|Illustration by Adam R. Garcia|
Apparently, driverless cars are right around the corner. No longer the pipe dream of mad engineers in Silicon Valley, at least one manufacturer has promised that they will be here as early as this summer.
Cars that drive themselves hold some appeal. Imagine commuting to and from the 'burbs while reading a book or catching up on work, free from the constraints of holding a steering wheel and looking out of a windshield. But what impact may driverless autos have on other road users, bicyclists and pedestrians? As the technology proliferates we may see far fewer collisions as driver error is removed from the equation. Mistake free driving may be just over the next hill, and lawyers like me may be out of a job. (Please, hold your tears.)

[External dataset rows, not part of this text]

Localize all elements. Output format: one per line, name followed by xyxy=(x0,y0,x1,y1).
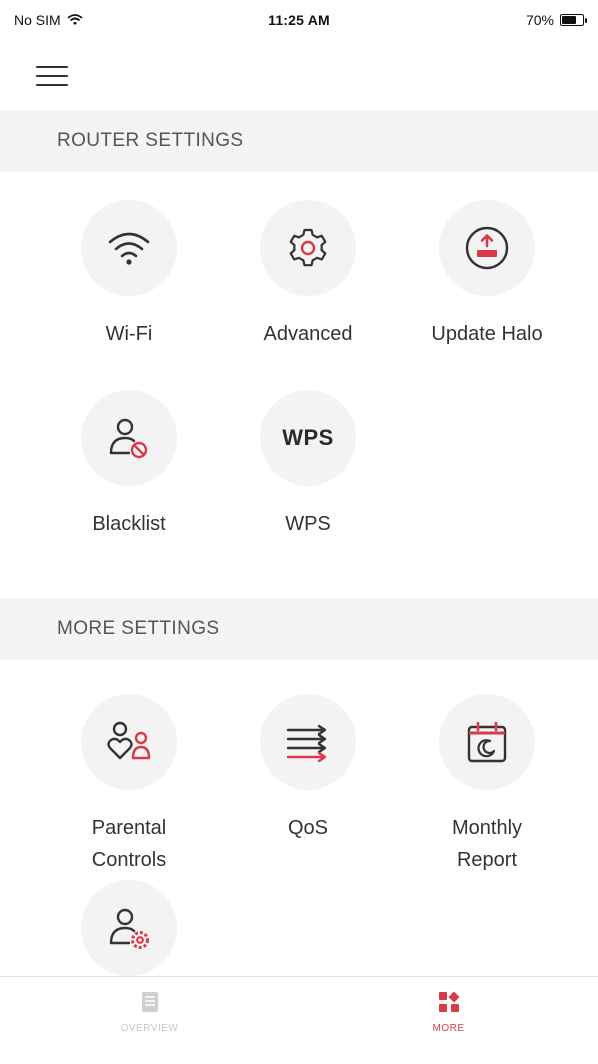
menu-icon-line xyxy=(36,75,68,77)
status-time: 11:25 AM xyxy=(268,12,330,28)
monthly-report-tile[interactable]: Monthly Report xyxy=(397,694,577,876)
tab-overview[interactable]: OVERVIEW xyxy=(0,977,299,1064)
user-settings-icon xyxy=(109,908,149,949)
gear-icon xyxy=(289,228,327,267)
battery-fill xyxy=(562,16,576,24)
parental-controls-tile[interactable]: Parental Controls xyxy=(39,694,219,876)
upload-icon xyxy=(465,226,509,270)
wps-icon: WPS xyxy=(282,425,334,450)
calendar-report-icon xyxy=(467,721,507,763)
overview-icon xyxy=(141,992,158,1012)
more-settings-header: MORE SETTINGS xyxy=(0,598,598,660)
monthly-report-label: Monthly Report xyxy=(451,817,523,871)
wifi-icon xyxy=(108,232,150,265)
blacklist-label: Blacklist xyxy=(92,513,166,535)
battery-percent: 70% xyxy=(525,12,554,28)
user-blocked-icon xyxy=(109,418,148,459)
user-settings-tile[interactable] xyxy=(39,880,219,976)
wps-label: WPS xyxy=(285,513,331,535)
menu-icon-line xyxy=(36,84,68,86)
bottom-tab-bar: OVERVIEW MORE xyxy=(0,976,598,1064)
update-halo-tile[interactable]: Update Halo xyxy=(397,200,577,350)
qos-arrows-icon xyxy=(286,724,327,762)
qos-label: QoS xyxy=(287,817,329,839)
qos-tile[interactable]: QoS xyxy=(218,694,398,844)
hamburger-menu-button[interactable] xyxy=(32,64,72,88)
battery-icon xyxy=(560,14,587,26)
update-halo-label: Update Halo xyxy=(431,323,543,345)
parental-controls-label: Parental Controls xyxy=(91,817,167,871)
wifi-label: Wi-Fi xyxy=(105,323,153,345)
tab-overview-label: OVERVIEW xyxy=(120,1023,179,1034)
more-grid-icon xyxy=(438,991,459,1012)
more-screen: No SIM 11:25 AM 70% ROUTER SETTINGS Wi-F… xyxy=(0,0,598,1064)
tab-more-label: MORE xyxy=(432,1023,465,1034)
menu-icon-line xyxy=(36,66,68,68)
router-settings-header: ROUTER SETTINGS xyxy=(0,110,598,172)
blacklist-tile[interactable]: Blacklist xyxy=(39,390,219,540)
parental-controls-icon xyxy=(107,721,151,760)
wifi-tile[interactable]: Wi-Fi xyxy=(39,200,219,350)
advanced-label: Advanced xyxy=(263,323,353,345)
status-bar: No SIM 11:25 AM 70% xyxy=(0,0,598,56)
advanced-tile[interactable]: Advanced xyxy=(218,200,398,350)
tab-more[interactable]: MORE xyxy=(299,977,598,1064)
wps-tile[interactable]: WPS WPS xyxy=(218,390,398,540)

But what if, as with most new technology, progress is bumpier than is presently envisioned? Machines make mistakes. What then? How shall an bicyclist or pedestrian struck and injured by a car with no driver receive just recourse in the event of an accident? In our present analogue world a person injured by a negligent driver may seek compensation directly from that driver, or their auto insurance provider. The driver may or may not agree that he or she was negligent, but responsibility can generally be placed at the feet of either the driver or the injured person. Sometimes there is fighting, finger pointing. Litigation is sometimes necessary. While there is some cost and work that goes along with that, it is usually not onerous. But driverless cars may significantly alter the balance to the detriment of injury victims. It is easy to imagine an occupant of a driverless car deflecting blame in the event of a crash to the manufacturer of the car. "Wasn't me," they'll say. "It was the machine." At that point, the injured person is faced with the task of suing Tesla or Google or General Motors. Good luck with that.
Product liability cases against manufacturers involve a lot more expense, time and complexity than do garden variety traffic crash cases. Manufacturers should only be sued when the considerable risk and expense involved in doing so on one side is countered by very profound injury or death on the other. A significant, but not usually life altering injury like say a broken limb may not justify suing a product manufacturer. Lawyers often will not be able to economically justify taking such cases and, as a result, the vast majority of people injured in motor vehicle crashes would be out of luck. Many would be left without a means for paying for a heap of medical bills and other expenses.
Legislators in each state should be prepared to prevent drivers and their auto insurers from rotely deflecting blame to the manufacturers of driverless cars in the event of a crash. That need not be difficult. Any time a driverless motor vehicle is involved in a crash causing bodily injury or death the owner of that vehicle should bear the burden of proving by clear and convincing evidence that a third party, such as the manufacturer, acted negligently so as to be the sole cause of the injury or death. Without such evidence then the driver/auto insurer should be held financially responsible. Such a rule of law would not make the car owner liable in all cases. It would, however, shift the burden, and all of the cost and complexity that goes with it, onto the car owner and their insurance company to proving the car manufacturer's responsibility rather than onto the injured victim. This, it seems to me, is the way it should be. For one, this rule would encourage "drivers" of driverless cars to pay attention to what is happening around them; to act as a fail safe back up for the machine. If these vehicles work the way they are supposed to, they should be involved in few crashes anyway. Secondly, it would make sure that recourse remains available for all injury victims. If the car was defective in some way and malfunctioned it should be the vehicle's owner or their insurer that foots the bill for proving that the manufacturer was negligent. Nothing in this proposal would prevent an injury victim from suing a manufacturer under legal theories presently available for doing so. In cases with very profound consequences for the victim and their families that will sometimes be necessary. But it would not always be required.